Free engine diagnostics
The econometer proved useful not only for monitoring fuel consumption. Many mechanics used it as an additional diagnostic tool.
On a fully warmed-up, properly functioning engine, the needle should remain stationary at idle.
Deviations could indicate various malfunctions:
- chaotic fluctuations indicated air leaks through a damaged hose or a non-hermetic gasket;
- a stable position of the needle below the usual level could indicate late ignition or engine wear;
- periodic rhythmic dips often pointed to a burnt valve or a breach of its sealing;
- fine, frequent vibration combined with smoke from the exhaust pipe often accompanied worn valve guides.
Additional information was provided by observing the needle at higher RPMs. If its position gradually shifted downwards, the cause could be a clogged exhaust system or worn piston rings, which made it harder for the engine to expel exhaust gases.
Experienced specialists, based solely on the needle's behavior, could significantly narrow down the range of possible malfunctions even before disassembling the engine.
Automotive press of that time regularly published recommendations for diagnostics using an econometer. The device could indirectly even indicate insufficient tire pressure. When the wheels were underinflated, rolling resistance increased, engine load increased, and the needle more often shifted towards the red zone during normal driving.
To exclude sharp fluctuations caused by each engine cycle, a small damping jet was installed in the fitting or hose. This element often became the cause of failures. Usually, the device itself did not break: the jet or the channel in the intake manifold became clogged. In many cases, the needle could be brought back to life with a regular sewing needle.

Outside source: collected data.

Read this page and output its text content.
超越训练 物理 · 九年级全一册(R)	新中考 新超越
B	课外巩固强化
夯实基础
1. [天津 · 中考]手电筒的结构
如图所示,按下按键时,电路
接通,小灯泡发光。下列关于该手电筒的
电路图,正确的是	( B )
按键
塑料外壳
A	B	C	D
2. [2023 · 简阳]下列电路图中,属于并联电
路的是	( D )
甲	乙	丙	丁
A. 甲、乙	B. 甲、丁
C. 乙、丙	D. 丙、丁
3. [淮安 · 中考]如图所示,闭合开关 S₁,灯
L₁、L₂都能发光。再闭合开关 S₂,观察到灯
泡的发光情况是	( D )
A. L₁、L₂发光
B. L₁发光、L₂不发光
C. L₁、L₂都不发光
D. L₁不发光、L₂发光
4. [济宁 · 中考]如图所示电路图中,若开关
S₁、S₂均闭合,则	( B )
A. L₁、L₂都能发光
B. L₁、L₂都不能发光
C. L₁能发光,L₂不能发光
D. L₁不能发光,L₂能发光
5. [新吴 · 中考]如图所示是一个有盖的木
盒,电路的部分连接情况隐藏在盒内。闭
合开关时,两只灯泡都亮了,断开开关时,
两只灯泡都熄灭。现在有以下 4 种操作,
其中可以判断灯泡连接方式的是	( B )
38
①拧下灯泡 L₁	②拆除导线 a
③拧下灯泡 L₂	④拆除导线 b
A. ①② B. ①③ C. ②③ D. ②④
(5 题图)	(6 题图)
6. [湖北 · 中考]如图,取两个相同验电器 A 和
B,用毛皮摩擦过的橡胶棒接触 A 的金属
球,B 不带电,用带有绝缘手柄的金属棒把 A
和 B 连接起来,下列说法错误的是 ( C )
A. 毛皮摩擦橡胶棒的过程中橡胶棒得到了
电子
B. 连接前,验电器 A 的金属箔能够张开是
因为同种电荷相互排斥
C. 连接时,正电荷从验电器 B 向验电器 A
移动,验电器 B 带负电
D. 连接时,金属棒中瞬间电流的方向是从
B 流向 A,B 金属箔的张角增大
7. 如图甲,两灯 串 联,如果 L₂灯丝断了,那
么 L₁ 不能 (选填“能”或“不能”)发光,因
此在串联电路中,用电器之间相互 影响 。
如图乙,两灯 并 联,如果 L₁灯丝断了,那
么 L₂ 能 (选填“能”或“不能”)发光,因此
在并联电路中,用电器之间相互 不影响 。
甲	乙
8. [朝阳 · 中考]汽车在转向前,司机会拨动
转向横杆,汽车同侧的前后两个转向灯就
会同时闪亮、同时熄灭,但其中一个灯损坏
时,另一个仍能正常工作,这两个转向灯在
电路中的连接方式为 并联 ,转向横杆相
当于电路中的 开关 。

A damaged hose created another problem – an additional air leak. This led to a lean mixture and unstable engine operation.
Eco-mode long before onboard computers
Similar devices appeared much earlier than the VAZ-2107. In American cars, vacuum gauges were used as early as the 1960s, and after the 1970s fuel crisis, they gained additional popularity.

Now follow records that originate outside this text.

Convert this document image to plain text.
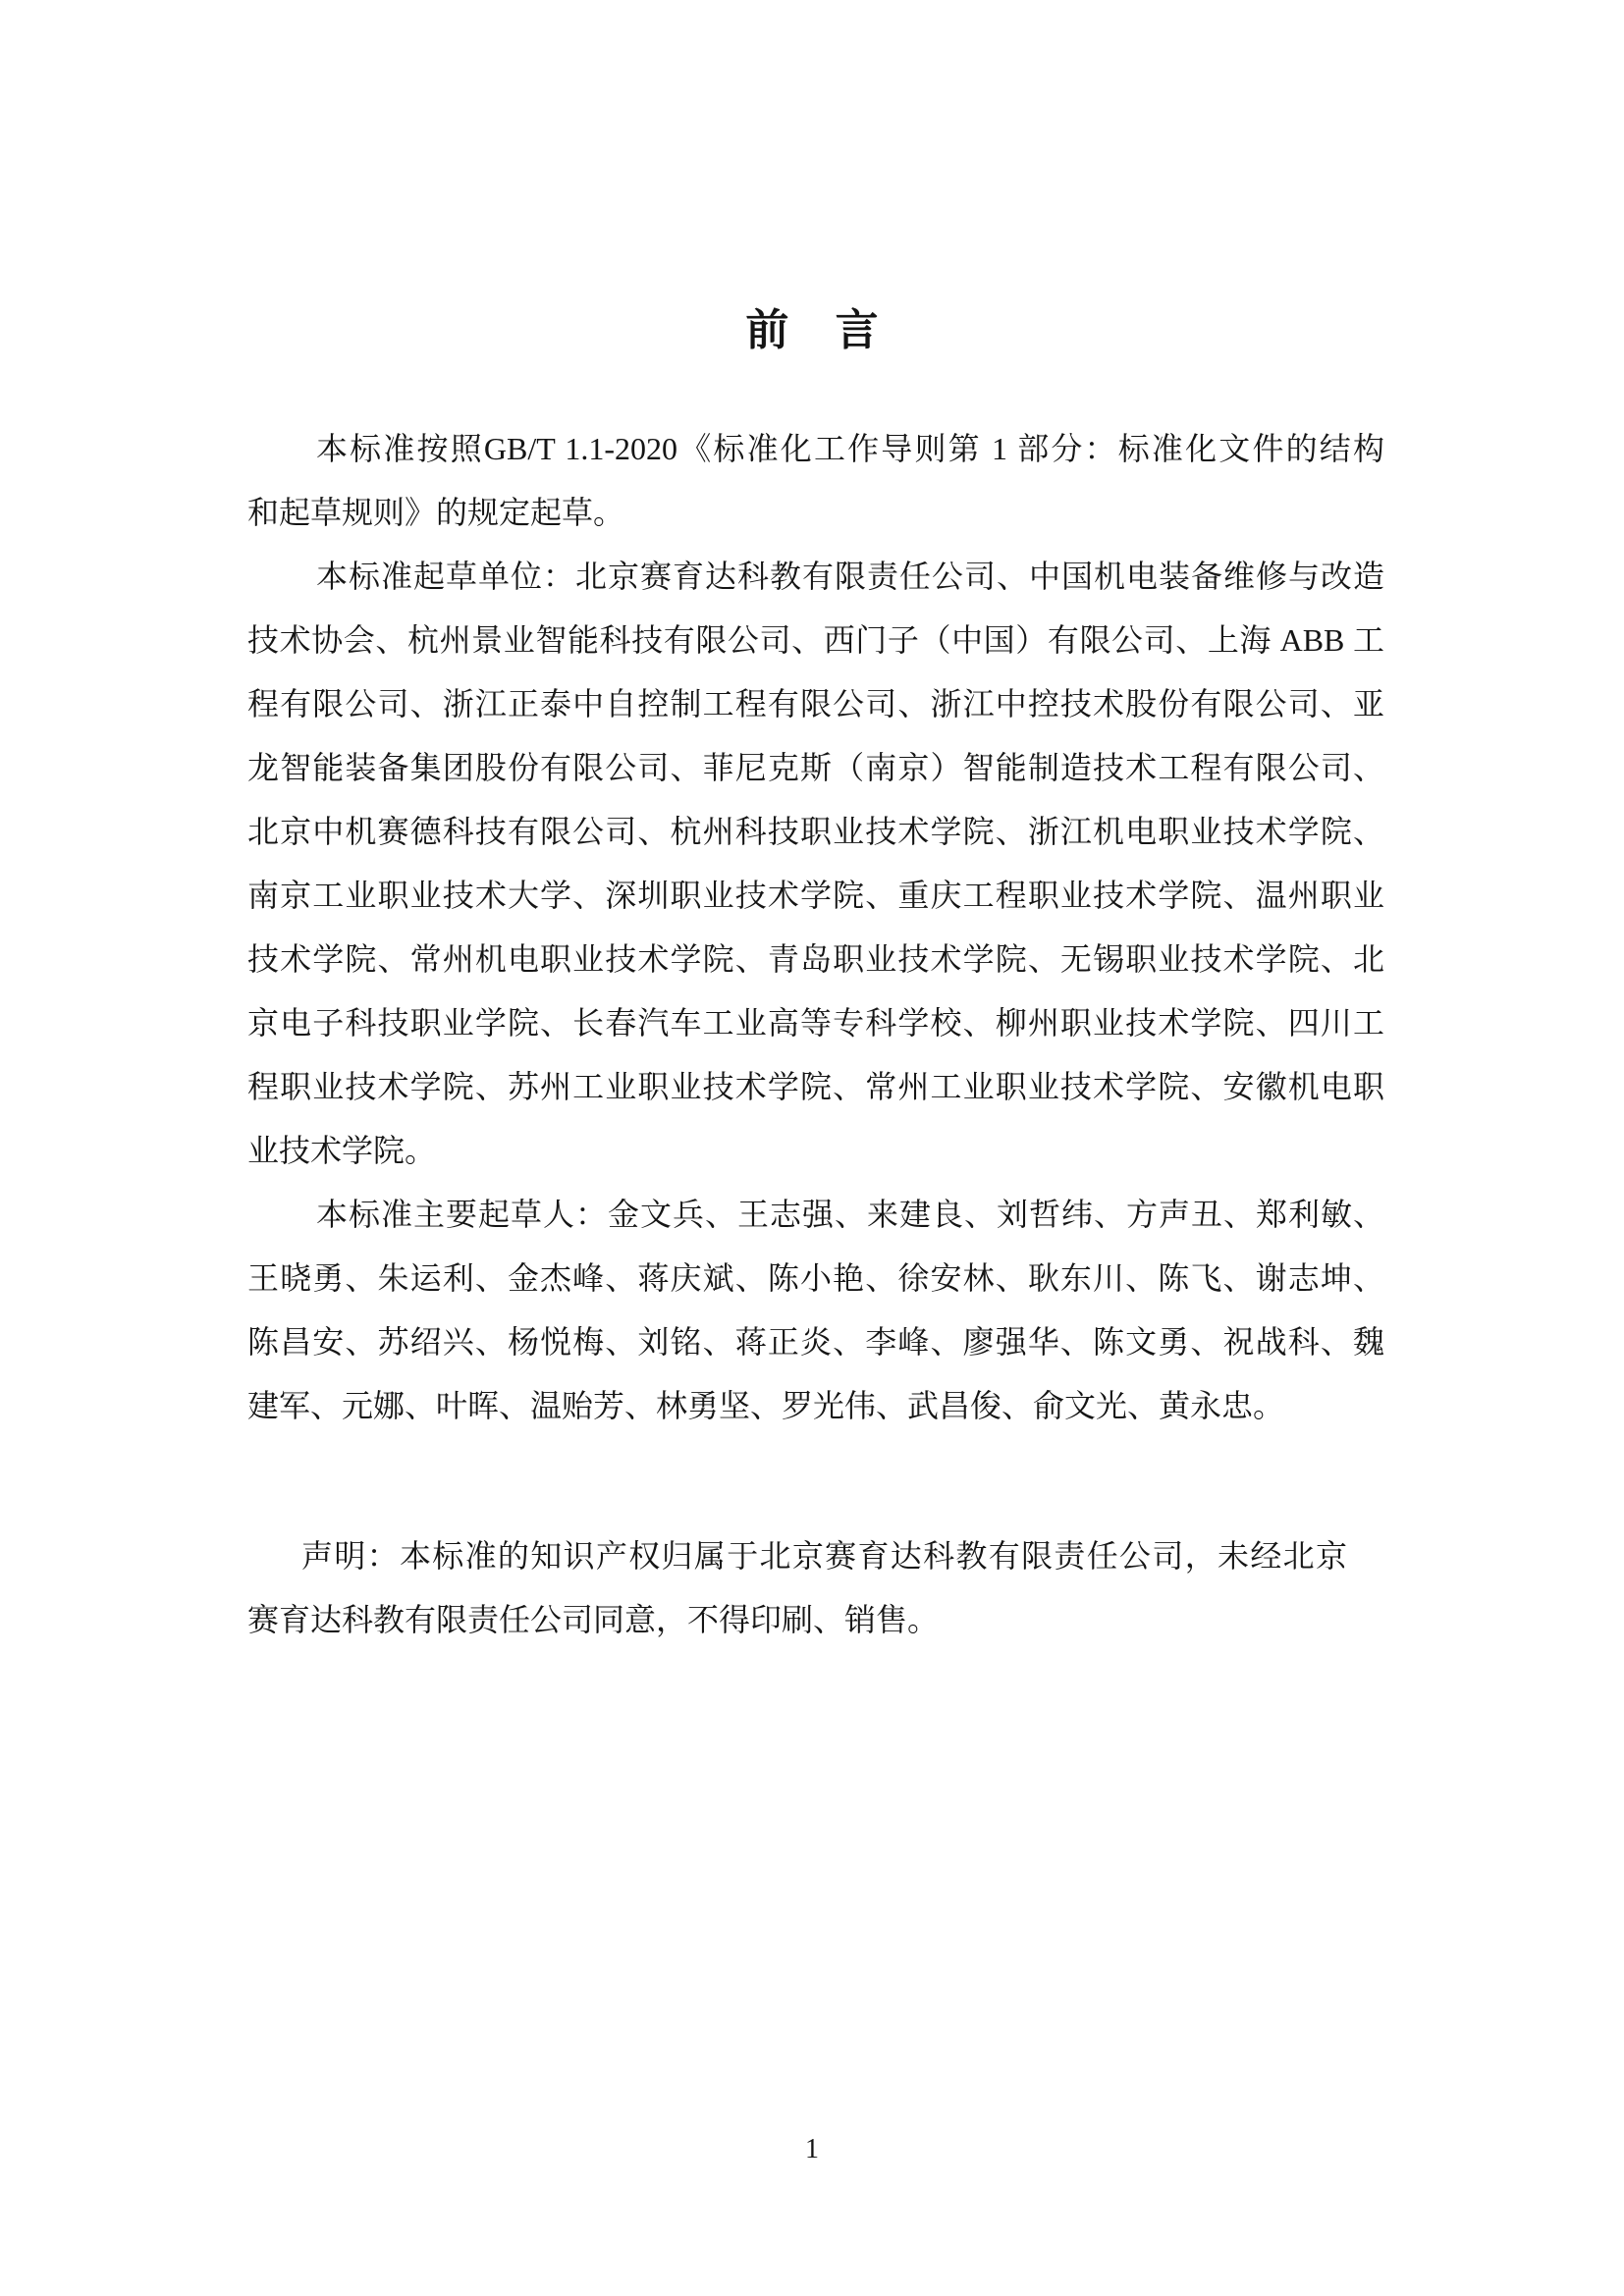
前 言
本标准按照GB/T 1.1-2020《标准化工作导则第 1 部分：标准化文件的结构
和起草规则》的规定起草。
本标准起草单位：北京赛育达科教有限责任公司、中国机电装备维修与改造
技术协会、杭州景业智能科技有限公司、西门子（中国）有限公司、上海 ABB 工
程有限公司、浙江正泰中自控制工程有限公司、浙江中控技术股份有限公司、亚
龙智能装备集团股份有限公司、菲尼克斯（南京）智能制造技术工程有限公司、
北京中机赛德科技有限公司、杭州科技职业技术学院、浙江机电职业技术学院、
南京工业职业技术大学、深圳职业技术学院、重庆工程职业技术学院、温州职业
技术学院、常州机电职业技术学院、青岛职业技术学院、无锡职业技术学院、北
京电子科技职业学院、长春汽车工业高等专科学校、柳州职业技术学院、四川工
程职业技术学院、苏州工业职业技术学院、常州工业职业技术学院、安徽机电职
业技术学院。
本标准主要起草人：金文兵、王志强、来建良、刘哲纬、方声丑、郑利敏、
王晓勇、朱运利、金杰峰、蒋庆斌、陈小艳、徐安林、耿东川、陈飞、谢志坤、
陈昌安、苏绍兴、杨悦梅、刘铭、蒋正炎、李峰、廖强华、陈文勇、祝战科、魏
建军、元娜、叶晖、温贻芳、林勇坚、罗光伟、武昌俊、俞文光、黄永忠。
声明：本标准的知识产权归属于北京赛育达科教有限责任公司，未经北京
赛育达科教有限责任公司同意，不得印刷、销售。
1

Various versions of such systems were used by:
- General Motors with Econominder devices;
- Chrysler with Fuel Pacer indicators;
- Mercedes-Benz;
- BMW.
Chrysler, instead of a needle, could use a special lamp that lit up when the accelerator pedal was pressed excessively.

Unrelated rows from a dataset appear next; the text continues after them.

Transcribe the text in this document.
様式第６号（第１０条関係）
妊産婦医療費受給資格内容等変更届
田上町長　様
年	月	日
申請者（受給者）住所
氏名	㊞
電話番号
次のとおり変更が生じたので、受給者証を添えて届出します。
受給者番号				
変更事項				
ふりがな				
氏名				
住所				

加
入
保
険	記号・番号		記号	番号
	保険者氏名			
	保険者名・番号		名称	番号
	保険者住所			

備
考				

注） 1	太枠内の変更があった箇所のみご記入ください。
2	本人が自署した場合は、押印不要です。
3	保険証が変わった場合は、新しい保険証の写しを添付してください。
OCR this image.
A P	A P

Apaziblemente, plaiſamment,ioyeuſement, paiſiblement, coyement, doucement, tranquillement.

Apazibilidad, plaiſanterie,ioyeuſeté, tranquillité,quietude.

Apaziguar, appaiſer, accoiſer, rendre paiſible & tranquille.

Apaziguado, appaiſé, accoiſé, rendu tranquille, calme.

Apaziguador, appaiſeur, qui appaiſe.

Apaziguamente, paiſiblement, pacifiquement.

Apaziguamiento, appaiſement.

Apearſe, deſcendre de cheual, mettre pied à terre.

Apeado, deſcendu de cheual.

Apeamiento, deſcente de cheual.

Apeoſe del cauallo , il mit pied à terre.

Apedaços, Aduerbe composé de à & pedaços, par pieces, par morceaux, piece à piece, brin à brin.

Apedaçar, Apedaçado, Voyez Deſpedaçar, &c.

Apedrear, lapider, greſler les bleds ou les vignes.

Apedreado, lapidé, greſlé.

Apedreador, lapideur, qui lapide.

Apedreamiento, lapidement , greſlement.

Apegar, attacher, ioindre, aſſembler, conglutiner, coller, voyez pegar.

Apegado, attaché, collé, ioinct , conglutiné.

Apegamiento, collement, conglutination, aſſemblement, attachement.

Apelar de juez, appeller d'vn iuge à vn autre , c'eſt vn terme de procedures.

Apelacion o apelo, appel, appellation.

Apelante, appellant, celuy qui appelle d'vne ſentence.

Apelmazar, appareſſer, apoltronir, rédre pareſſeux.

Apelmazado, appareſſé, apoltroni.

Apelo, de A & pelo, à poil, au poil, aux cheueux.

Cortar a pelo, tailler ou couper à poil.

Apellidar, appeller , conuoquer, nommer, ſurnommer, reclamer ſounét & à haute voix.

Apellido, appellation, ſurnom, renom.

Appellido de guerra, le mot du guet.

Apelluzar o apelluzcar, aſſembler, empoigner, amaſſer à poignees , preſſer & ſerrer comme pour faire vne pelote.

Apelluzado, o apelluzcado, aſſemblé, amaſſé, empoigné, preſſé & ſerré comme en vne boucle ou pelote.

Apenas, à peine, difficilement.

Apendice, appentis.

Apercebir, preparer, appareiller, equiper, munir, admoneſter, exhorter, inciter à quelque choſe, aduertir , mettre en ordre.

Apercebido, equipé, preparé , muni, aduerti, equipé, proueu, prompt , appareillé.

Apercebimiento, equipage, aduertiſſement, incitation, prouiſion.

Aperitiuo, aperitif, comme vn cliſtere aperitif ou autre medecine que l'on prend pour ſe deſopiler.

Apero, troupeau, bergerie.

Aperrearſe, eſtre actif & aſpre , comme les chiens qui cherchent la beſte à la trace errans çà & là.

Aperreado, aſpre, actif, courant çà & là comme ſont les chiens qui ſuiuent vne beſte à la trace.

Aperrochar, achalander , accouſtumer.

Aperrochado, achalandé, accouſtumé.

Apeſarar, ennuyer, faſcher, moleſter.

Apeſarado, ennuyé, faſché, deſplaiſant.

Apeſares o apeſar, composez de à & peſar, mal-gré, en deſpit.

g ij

In essence, the econometer performed the functions of a modern economical driving mode. Today, trip computers provide similar information, displaying instantaneous fuel consumption and various environmental indicators. The econometer solved the same problem approximately two decades before such electronic systems became common equipment in cars.
Why the econometer disappeared
For experienced motorists, the device gradually lost its relevance. They understood the engine load by its sound and the car's reaction to the accelerator pedal even without additional prompts.
Novices, on the other hand, were often too busy driving to constantly monitor an additional needle on the dashboard.
The econometer also lacked accuracy. It only registered the vacuum level in the intake tract, not actual fuel consumption. During accelerations and decelerations, readings could noticeably differ from the actual picture. Moreover, the desire to keep the needle in the green zone at all costs was not always beneficial. For example, when driving in a high gear at low RPMs, the needle might show increased load, although actual fuel consumption remained low.
The final fate of the device was decided by the transition to fuel injection systems. With the advent of fuel-injected engines and trip computers capable of displaying accurate instantaneous and average consumption, the need to measure vacuum in the intake manifold disappeared. While the econometer still had practical meaning on carbureted "Zhiguli" cars, it became virtually useless on fuel-injected versions.
Interestingly, this device did not appear immediately on the VAZ-2107. Cars of the first years of production, starting from 1982, were equipped with an oil pressure gauge located in the upper left corner of the dashboard. Only in 1988 did the factory abandon it and install the econometer in its place.